May 29, 2007 11:44
my biffle/closest friend in southern california besides tyler.... doesnt give a fuck about anyone or anything. or at least thats what vibe im getting now. she cares about herself and thats it. and i hate to say it, but she hasnt shown me anything to prove me wrong.
i tell her my grandpa died, and she immediately starts to talk about herself, as if it didnt matter. as if i wasnt crying and trying to reach out to her cause i needed her support.
she creates all her problems that she complains about, so i have no sympathy for her. and thats what she wants from everyone.
and the one time, i need some sympathy, she talks about herself...
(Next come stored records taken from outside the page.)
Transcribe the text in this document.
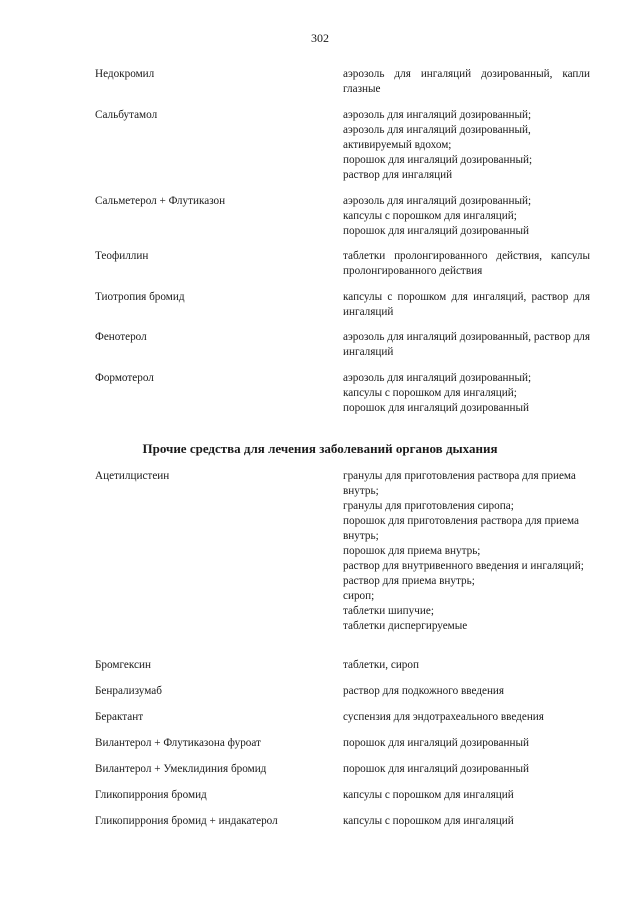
302
Недокромил	аэрозоль для ингаляций дозированный, капли глазные
Сальбутамол	аэрозоль для ингаляций дозированный;
аэрозоль для ингаляций дозированный, активируемый вдохом;
порошок для ингаляций дозированный;
раствор для ингаляций
Сальметерол + Флутиказон	аэрозоль для ингаляций дозированный;
капсулы с порошком для ингаляций;
порошок для ингаляций дозированный
Теофиллин	таблетки пролонгированного действия, капсулы пролонгированного действия
Тиотропия бромид	капсулы с порошком для ингаляций, раствор для ингаляций
Фенотерол	аэрозоль для ингаляций дозированный, раствор для ингаляций
Формотерол	аэрозоль для ингаляций дозированный;
капсулы с порошком для ингаляций;
порошок для ингаляций дозированный
Прочие средства для лечения заболеваний органов дыхания
Ацетилцистеин	гранулы для приготовления раствора для приема внутрь;
гранулы для приготовления сиропа;
порошок для приготовления раствора для приема внутрь;
порошок для приема внутрь;
раствор для внутривенного введения и ингаляций;
раствор для приема внутрь;
сироп;
таблетки шипучие;
таблетки диспергируемые
Бромгексин	таблетки, сироп
Бенрализумаб	раствор для подкожного введения
Берактант	суспензия для эндотрахеального введения
Вилантерол + Флутиказона фуроат	порошок для ингаляций дозированный
Вилантерол + Умеклидиния бромид	порошок для ингаляций дозированный
Гликопиррония бромид	капсулы с порошком для ингаляций
Гликопиррония бромид + индакатерол	капсулы с порошком для ингаляций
thats what i dont understand about her, how selfish she can be. im there for her always, even if i dont agree with the situation, im there for her. and i dont ask for anything from her. but i deff expected her to be my friend when i come to tell her that someone i love has just passed. like, i need her reassurance that everything was going to be ok, and that she was there for me. but she isnt there for me, even if she thinks she is. she isnt, that was her chance to tell me that she cared. and she blew it. and it wasnt like i was expecting her to hurry over to my house and hug me or whatever, i wanted a simple, im so sorry to hear for your loss. im here for you. how fucking simple is that???
my friends that live in south florida are supporting me more than she is, and shes right here.
and i want to say something to her so badly, but she doesnt ever listen. so its pointless. just more drama she can go talk about.
she needs to pull her head out of her ass, and get with the fucking program.